Findings from the AEGEAN and other recent studies (CheckMate-816, IMpower010, KEYNOTE-091, Neotorch, and KEYNOTE-671) have confirmed the benefits of immunotherapy given as neoadjuvant treatment in combination with chemotherapy, as adjuvant treatment, or both in resectable NSCLC. However, differences in study design and patient populations confound cross-study comparisons.

Results from the AEGEAN study and other studies reinforce the importance of perioperative treatment approaches that combine the benefits of neoadjuvant and adjuvant immunotherapy, priming anti-tumour immunity while the primary tumour and lymph nodes are present, and eradicating residual micrometastases before and after surgery.

Although the relative contributions of the neoadjuvant and adjuvant immunotherapy components cannot be directly determined from the current study, cross-study comparisons in all-comer PD-L1 populations suggest that regimens that included a neoadjuvant immunotherapy component (both neoadjuvant-only and perioperative immunotherapy) appear to confer benefit that is at least like, if not greater than, that with adjuvant immunotherapy alone. Future studies may focus on comparing and tailoring these different approaches (neoadjuvant versus adjuvant versus perioperative immunotherapy).
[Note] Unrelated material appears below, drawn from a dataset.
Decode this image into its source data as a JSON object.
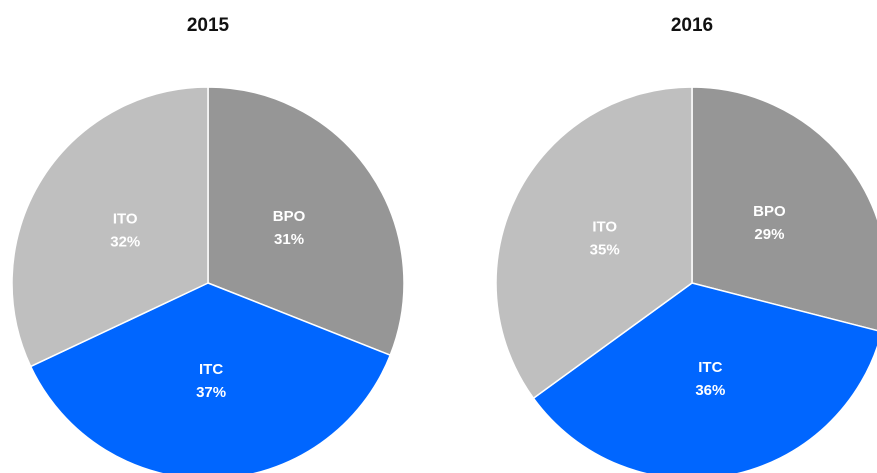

The authors concluded that findings from the AEGEAN study show a clear clinical benefit with perioperative immunotherapy in patients with resectable NSCLC. Based on the current findings, perioperative durvalumab plus neoadjuvant chemotherapy should be considered as a potential new treatment option for patients with resectable NSCLC.

The study was funded by AstraZeneca.

Reference

Heymach JV, Harpole D, Mitsudomi T, et al., for the AEGEAN Investigators. Perioperative Durvalumab for Resectable Non–Small-Cell Lung Cancer. N Engl J Med 2023;389:1672-1684.